“Mobile CRM” is a hot topic with my clients. The emergence of ubiquitous high-speed broadband connectivity, smartphones, and tablet devices with enormous computing power and longer battery life, along with increased employee adoption of touchscreen devices in every sphere of life, are all trends that serve to liberate IT from the desktop.

However, the state of mobile CRM solution support is fragmented. While there are platforms and solutions that cater to specific industries, no mobile CRM vendor currently offers out-of-the-box cross-industry functionality. The gap between the functionality available via desktop and mobile CRM applications is far from being bridged. And vendors sometimes adopt a single-device or single operating system (OS) strategy, limiting the range of devices and OSes available to companies.
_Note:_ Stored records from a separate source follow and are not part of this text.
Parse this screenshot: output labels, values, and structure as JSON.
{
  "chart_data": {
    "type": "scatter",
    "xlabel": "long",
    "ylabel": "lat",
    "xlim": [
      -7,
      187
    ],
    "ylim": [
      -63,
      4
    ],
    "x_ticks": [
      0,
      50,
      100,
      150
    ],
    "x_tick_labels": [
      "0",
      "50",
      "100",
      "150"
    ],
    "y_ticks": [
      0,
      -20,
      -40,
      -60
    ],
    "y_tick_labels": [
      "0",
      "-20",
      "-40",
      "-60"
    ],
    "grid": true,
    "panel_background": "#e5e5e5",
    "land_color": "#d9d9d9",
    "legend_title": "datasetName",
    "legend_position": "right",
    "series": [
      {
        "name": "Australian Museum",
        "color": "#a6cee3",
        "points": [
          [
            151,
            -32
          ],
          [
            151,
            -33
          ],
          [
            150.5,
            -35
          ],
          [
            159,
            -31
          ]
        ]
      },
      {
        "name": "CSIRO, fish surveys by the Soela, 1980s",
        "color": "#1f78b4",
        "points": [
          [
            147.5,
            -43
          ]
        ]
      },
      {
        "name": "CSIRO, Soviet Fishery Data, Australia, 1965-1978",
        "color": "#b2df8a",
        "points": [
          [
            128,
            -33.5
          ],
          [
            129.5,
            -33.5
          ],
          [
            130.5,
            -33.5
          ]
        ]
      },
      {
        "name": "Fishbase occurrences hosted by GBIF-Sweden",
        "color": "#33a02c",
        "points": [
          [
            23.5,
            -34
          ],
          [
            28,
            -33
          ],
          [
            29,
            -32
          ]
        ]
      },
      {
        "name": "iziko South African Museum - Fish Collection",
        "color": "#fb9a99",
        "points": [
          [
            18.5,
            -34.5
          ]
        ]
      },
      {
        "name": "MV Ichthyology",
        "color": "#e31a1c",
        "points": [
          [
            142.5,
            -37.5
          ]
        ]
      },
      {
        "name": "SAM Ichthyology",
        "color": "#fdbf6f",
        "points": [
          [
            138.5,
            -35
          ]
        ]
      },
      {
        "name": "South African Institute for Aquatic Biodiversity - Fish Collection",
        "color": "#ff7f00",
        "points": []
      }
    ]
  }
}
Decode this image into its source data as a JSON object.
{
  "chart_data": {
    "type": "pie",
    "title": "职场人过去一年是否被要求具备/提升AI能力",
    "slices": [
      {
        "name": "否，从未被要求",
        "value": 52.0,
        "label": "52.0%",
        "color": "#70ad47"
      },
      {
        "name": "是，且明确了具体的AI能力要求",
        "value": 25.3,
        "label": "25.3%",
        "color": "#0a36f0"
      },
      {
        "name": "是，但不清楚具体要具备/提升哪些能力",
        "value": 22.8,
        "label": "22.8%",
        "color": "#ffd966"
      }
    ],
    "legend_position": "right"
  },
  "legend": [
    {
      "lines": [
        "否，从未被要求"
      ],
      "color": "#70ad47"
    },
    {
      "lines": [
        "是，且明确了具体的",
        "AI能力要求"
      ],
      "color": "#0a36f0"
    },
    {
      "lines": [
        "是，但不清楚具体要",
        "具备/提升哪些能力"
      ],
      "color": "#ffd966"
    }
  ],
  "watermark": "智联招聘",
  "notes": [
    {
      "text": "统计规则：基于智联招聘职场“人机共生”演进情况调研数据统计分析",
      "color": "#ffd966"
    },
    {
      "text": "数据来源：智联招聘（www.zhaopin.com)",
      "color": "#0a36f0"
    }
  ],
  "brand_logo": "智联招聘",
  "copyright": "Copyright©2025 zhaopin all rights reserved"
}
To help define a path for navigating this complex landscape, I interviewed 25 CRM solution vendors, systems integrators, mobile solutions developers, and user compananies. My findings are summarized in a new report: Best Practices: The Right Way to Implement Mobile CRM.

A guiding principle for getting value out of “mobile” is to look for situations where you can integrate an mobile application into the normal execution of the day-to-day business processes of managers and frontline workers. Here are some additional tips:

  • Understand the opportunity to improve CRM and drive adoption. For example, will enabling workers to update the CRM system and tasks in real time throughout the day when they’re in the field — rather than doing it once they get back to their desks at the end of the day — make them more productive?
  • Define the tangible business benefits mobile CRM solutions can deliver. How will a mobile solution contribute to improved business performance? Are you looking to improve the productivity of frontline employees, streamline business processes, and/or improve customer satisfaction through more responsive customer service?
  • Define the precise use cases that you need to support. You need to not only define the general user types that you want to support through mobile CRM solutions, but also drill deep to understand the exact job activities these users perform and how having a mobile device can help.
  • Understand the data and information that mobile workers need. To provide mobile solutions that make workers more productive, you need to determine the precise set of information they need to perform their daily tasks and the key information they need to collect.
  • Understand the device types and form factors that best suit people’s day-to-day activities.Laptops, with their rich offline capabilities, may still be the best form factor for these tasks at the moment. However, newer device types like phones, smartphones, and tablets may soon become more useful than laptops.

One of the biggest pitfalls to watch out for?  Undervaluing the need for offline capabilities. In some use cases, such as field engineers working inside office buildings or factories or mobile workers covering remote geographies, connectivity may be poor or nonexistent. There are some locations, like medical facilities, that prohibit online access. And employees may not use a mobile CRM application if they have to wait for web screens to refresh or need instant access to their full data set.